Surprisingly, it got only three of its guesses wrong:

  • Age: I’m actually 22
  • Hobbies and interests: I’m not interested in finance, especially not in investing
  • Income: I make $20,000 to $30,000 a year (since I’m just a student)

You can read the full analysis ChatGPT made, including the justifications for each of its answers here.

What this means

Even though ChatGPT got almost everything correct, that does not mean that ChatGPT is the algorithm that Meta uses for its advertisement strategies.

It does suggest that if I allow it to be the case, I am a lot more predictable than I think, and algorithms are processors of patterns about ourselves that we miss in all of our humanness.

Based on these patterns, we can even make more specific predictions like how I’m not only a Christian, but I’m an open-minded Christian towards other religions. It’s fun to make a demographic profile and all, but these even more targeted answers can reveal stuff about ourselves that we might not be comfortable with or things we might not even be aware of.

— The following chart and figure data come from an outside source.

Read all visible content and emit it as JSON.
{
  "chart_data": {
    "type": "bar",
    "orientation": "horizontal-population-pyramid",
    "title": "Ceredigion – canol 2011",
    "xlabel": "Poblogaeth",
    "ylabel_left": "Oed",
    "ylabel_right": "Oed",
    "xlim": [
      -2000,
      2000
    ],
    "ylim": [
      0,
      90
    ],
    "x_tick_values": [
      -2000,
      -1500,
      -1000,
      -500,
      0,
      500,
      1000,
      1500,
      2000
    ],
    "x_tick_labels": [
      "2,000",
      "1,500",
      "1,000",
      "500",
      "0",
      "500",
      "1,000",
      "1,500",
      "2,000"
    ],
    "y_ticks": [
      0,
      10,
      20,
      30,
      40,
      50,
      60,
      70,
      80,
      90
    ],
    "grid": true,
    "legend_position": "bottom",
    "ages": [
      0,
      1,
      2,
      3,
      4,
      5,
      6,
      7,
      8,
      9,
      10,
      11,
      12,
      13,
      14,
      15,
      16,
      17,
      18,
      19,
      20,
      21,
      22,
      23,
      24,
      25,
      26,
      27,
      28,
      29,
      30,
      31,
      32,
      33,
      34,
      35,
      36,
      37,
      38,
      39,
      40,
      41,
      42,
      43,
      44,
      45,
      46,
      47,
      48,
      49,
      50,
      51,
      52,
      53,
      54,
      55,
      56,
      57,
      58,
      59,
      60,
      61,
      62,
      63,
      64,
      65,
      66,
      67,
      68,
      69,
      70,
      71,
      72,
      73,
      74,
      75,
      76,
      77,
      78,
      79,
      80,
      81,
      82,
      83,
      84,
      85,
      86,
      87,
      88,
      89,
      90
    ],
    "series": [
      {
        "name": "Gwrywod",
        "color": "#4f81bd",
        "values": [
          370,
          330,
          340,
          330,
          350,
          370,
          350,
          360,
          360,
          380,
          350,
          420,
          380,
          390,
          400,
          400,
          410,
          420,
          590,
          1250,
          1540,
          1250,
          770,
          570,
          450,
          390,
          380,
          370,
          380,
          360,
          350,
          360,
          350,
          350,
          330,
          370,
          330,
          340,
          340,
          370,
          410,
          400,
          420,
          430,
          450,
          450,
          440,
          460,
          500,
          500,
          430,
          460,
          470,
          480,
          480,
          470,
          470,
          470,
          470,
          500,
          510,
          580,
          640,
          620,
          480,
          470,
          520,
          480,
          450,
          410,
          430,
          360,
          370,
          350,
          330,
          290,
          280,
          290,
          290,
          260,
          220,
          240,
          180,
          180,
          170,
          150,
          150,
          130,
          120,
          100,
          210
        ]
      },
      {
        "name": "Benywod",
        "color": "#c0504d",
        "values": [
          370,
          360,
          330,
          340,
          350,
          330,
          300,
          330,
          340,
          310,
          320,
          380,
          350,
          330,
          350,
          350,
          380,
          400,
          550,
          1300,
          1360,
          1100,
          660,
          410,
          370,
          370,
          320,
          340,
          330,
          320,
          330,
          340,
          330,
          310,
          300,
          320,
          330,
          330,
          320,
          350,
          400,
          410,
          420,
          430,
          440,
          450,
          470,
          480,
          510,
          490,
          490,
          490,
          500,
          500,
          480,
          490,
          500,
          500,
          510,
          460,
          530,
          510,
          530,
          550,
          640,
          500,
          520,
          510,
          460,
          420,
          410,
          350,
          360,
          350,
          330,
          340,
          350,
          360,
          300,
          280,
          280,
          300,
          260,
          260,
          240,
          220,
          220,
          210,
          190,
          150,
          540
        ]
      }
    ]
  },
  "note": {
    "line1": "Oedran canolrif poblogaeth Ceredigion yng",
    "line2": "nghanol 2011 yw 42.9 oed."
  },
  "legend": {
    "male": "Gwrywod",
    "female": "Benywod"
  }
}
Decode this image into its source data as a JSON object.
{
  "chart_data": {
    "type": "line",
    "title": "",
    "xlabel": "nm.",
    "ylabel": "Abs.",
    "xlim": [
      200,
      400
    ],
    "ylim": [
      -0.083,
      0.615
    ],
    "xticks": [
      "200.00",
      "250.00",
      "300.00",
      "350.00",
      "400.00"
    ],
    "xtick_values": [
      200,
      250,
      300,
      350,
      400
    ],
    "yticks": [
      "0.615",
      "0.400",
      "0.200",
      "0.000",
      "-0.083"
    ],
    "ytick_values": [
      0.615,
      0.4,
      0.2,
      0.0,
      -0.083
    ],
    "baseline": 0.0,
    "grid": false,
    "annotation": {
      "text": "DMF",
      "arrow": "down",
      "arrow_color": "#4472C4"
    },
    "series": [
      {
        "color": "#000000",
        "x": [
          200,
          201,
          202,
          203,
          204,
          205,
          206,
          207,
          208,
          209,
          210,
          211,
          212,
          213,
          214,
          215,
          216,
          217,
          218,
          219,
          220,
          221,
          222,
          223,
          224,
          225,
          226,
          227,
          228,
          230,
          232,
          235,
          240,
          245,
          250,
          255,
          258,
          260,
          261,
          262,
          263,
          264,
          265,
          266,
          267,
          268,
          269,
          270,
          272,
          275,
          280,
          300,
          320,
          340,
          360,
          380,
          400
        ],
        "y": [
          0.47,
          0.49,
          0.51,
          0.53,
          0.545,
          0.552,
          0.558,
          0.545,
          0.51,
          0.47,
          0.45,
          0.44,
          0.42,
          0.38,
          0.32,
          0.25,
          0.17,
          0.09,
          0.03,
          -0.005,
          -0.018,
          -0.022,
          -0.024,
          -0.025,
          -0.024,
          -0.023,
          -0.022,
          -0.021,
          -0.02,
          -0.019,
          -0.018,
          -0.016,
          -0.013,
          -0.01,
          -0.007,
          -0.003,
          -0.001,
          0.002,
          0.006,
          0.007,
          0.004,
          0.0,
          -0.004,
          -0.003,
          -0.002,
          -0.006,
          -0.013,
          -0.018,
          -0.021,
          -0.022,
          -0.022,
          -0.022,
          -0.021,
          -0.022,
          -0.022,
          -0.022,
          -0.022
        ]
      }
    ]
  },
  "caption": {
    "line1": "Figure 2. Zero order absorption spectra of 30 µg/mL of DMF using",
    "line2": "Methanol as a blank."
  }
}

This is a lot of information and accuracy for a limited amount of data. This is only advertising data, not data on the user-generated content I interact with or any information that I’ve given up about myself. How much more specific of a profile can we get if we consider my entire online footprint holistically?

In what ways can these patterns be helpful? Or for a malicious purpose?